With the two most recent disappointing sequels, the "Shrek" ship appears to be floundering -- the leap to Puss In Boots' more easygoing, Leone-meets-Zorro universe is rather welcome. Unlike its parent series, "Puss" doesn't have a lot on its mind. But what it lacks in subversion or intelligence it makes up for in wit, charm and consistent, fun-loving breeziness.
The feline Don Juan -- voiced again with effortless Latin-lover exuberance by Antonio Banderas -- is a wanted bandit and spends his nights incognito, kitty bed-hopping. He runs across an old acquaintance, Humpty "Alexander" Dumpty (Zach Galifianakis), and the two, along with the fetching cat burglar Kitty Soft-Paws (Salma Hayak), attempt to steal magic beans from Jack and Jill (as in "went up the hill") in order to summit the beanstalk and snatch the giant's golden goose.
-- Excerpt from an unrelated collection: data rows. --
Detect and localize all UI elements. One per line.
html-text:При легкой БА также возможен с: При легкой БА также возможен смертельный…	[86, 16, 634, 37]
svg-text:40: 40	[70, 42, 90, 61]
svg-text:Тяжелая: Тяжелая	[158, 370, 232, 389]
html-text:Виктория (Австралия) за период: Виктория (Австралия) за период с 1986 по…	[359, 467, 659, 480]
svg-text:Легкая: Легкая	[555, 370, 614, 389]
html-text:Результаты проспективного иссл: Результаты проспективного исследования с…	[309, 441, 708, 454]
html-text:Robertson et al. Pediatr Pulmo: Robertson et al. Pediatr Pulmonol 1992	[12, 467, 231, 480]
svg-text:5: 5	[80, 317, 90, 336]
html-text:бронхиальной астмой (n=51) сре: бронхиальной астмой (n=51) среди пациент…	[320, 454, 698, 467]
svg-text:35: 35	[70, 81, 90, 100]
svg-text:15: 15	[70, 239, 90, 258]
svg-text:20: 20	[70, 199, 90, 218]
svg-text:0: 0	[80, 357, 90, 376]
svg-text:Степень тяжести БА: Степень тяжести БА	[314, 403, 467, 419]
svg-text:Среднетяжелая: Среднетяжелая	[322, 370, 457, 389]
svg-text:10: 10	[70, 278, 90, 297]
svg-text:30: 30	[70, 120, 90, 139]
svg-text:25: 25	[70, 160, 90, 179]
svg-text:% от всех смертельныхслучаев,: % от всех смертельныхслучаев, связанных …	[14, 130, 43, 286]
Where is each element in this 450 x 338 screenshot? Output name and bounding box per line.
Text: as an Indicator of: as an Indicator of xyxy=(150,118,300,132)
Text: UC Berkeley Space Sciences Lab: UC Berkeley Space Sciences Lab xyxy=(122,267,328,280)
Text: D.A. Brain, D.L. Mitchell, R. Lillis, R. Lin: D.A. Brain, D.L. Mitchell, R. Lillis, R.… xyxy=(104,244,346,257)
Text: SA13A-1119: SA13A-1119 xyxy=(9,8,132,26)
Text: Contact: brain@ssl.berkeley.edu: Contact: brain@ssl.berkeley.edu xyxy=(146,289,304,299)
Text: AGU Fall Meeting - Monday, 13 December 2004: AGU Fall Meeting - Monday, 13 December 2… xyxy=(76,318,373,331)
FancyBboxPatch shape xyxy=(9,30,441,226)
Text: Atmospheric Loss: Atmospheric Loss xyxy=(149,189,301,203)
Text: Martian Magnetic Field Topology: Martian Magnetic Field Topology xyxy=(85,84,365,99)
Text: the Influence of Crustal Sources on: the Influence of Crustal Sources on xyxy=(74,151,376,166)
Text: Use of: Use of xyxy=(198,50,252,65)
In the tradition of "Shrek", the plot takes liberties with its characters, lifting them from the Grimm/Fairy/Folk tale stratosphere and transplanting them to 19th century Mexico. That Jack and Jill -- who I always assumed were siblings -- are a couple of married redneck outlaws is at least fitting with the Western theme; I have to say. And the film's swashbuckling spirit and tone of playful aplomb make those stretches in genealogy feel less strained.
"Puss In Boots" is mostly a series of perfectly delivered punch lines (Puss orders "leche" at a bar like it's whiskey then laps it up adorably with his tongue) supported by an adequate storyline. The cat puns and innocuous innuendos come thick and fast, as do the Western homages. Beautifully animated in sandy umbers and vistas of vibrant horizon oranges, it's a great looking cartoon that never reaches for Pixar's substantive artfulness, and consequently never comes close to achieving it. Yet, when Puss walked into a literal cathouse with a neon sign reading The Glitter Box, I knew I got my money's worth.